Habitat: The sloth is an integral and indigenous part to the forest of South America and Central America with the general opinion being that the sloth cannot survive outside of this specific habitat. They live at tall trees in tropical rainforest of Costa Rica.

Breeding/Reproduction: Sloths are solitary animals and only come together to mate. Sloths are known to have a loud call, which is thought to increase in frequency during the mating season. After a gestation period of 4 -5 months, the female sloth gives birth to a single baby sloth. Sloths mate and give birth while hanging in the trees. Three-toed sloth babies are often seen clinging to their mothers—they travel by hanging on to them for the first nine months of their lives. Sloths are plentiful in the tropical forests of Costa Rica.There are several Santuary for Sloth. Aviarios del Caribe, the Sloth Sanctuary near Cahuita, Costa Rica is one of them.

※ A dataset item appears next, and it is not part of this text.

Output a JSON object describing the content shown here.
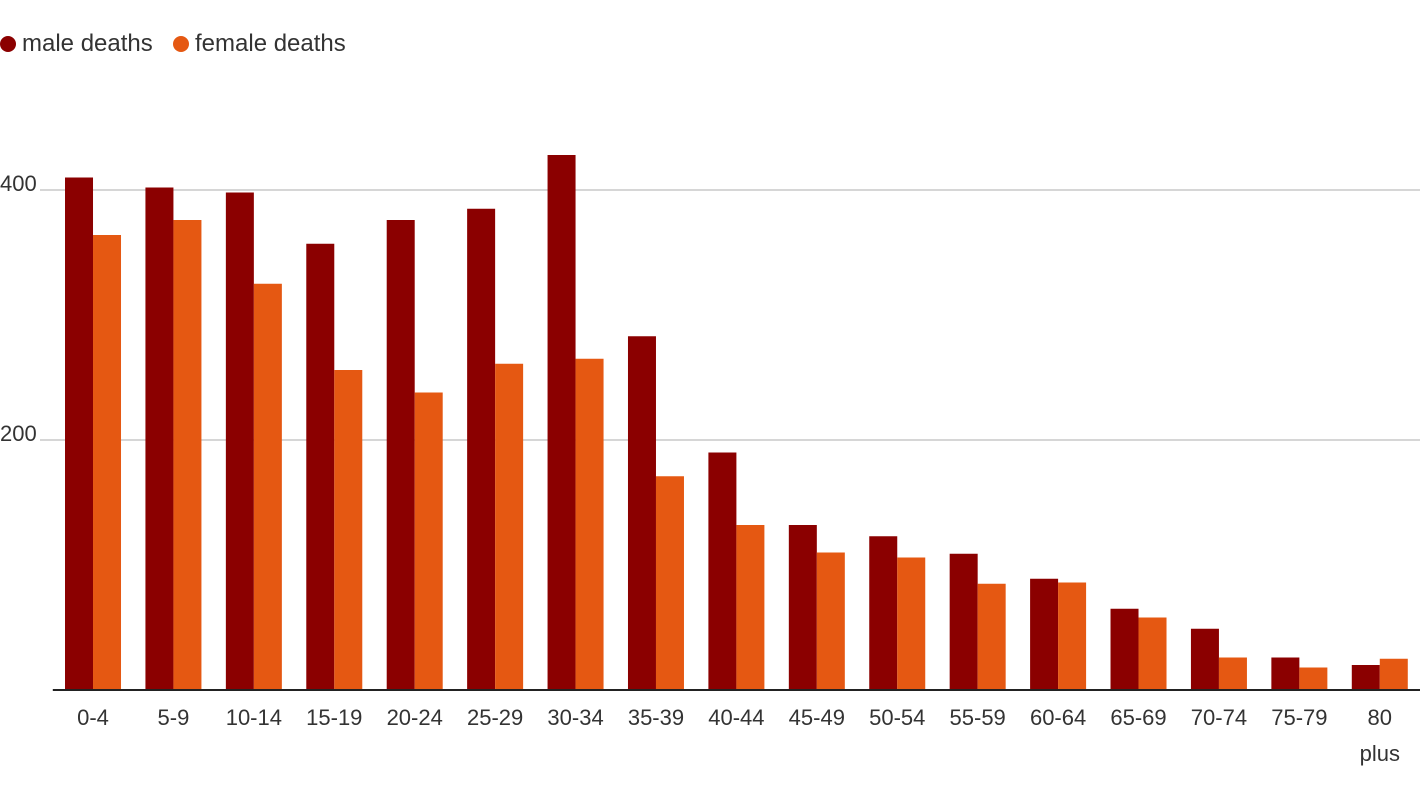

Predators: Eagles, Snakes, Jaguar

The sloth has been infamous for centuries as being an extremely slow moving and lazy creature, and even has a deadly sin named after itself! This lazy mammal has two distinct families, Megalonychidae, the two-toed sloth, and Bradypodidae, the three-toed sloth. All of the 6 species of these two sloth families are found in South America.

The sloth spends most of its day hanging upside down from trees and is extremely slow moving and lazy creatures. They have less than 1/4th the muscle mass of any other animal of similar weight! To protect themselves from predators, sloths have evolved fur that hosts symbiotic cyanobacteria which helps them camouflage themselves. In addition to this, the extreme slow moving nature of the sloth means, it is extremely difficult to spot for a predator. The sloth has evolved specialized limbs that enable them to keep hanging from branches for long amounts of time. In fact, a sloth will sleep, eat and even give birth hanging upside down a tree. Even after death, sloths are often found hanging upside down a tree, since their specialized limbs prevent them from falling.

Although the sloth primarily lives in trees, and can barely crawl any faster than 4 meters per minute, it is a pretty good swimmer. This mammal is also one of rare species to not have 7 neck bones. The two-toed sloth has 6 neck bones, while the three-toed sloth has 9 neck bones.

The main predators of the sloth are the harpy eagles, humans and the jaguars. In Costa Rica, the major cause of death among sloths is reported to be by human poaching and death by electrical wires. The rapid deforestation in Americas has also caused a decline in the sloth population and at this rate; this slow and lazy, yet cuddly creature will soon be in danger of extinction.

Sloths are thought to be distantly related to animals like anteaters and armadillos. All three belong to a group of mammals that are thought to have first evolved around 60 million years ago.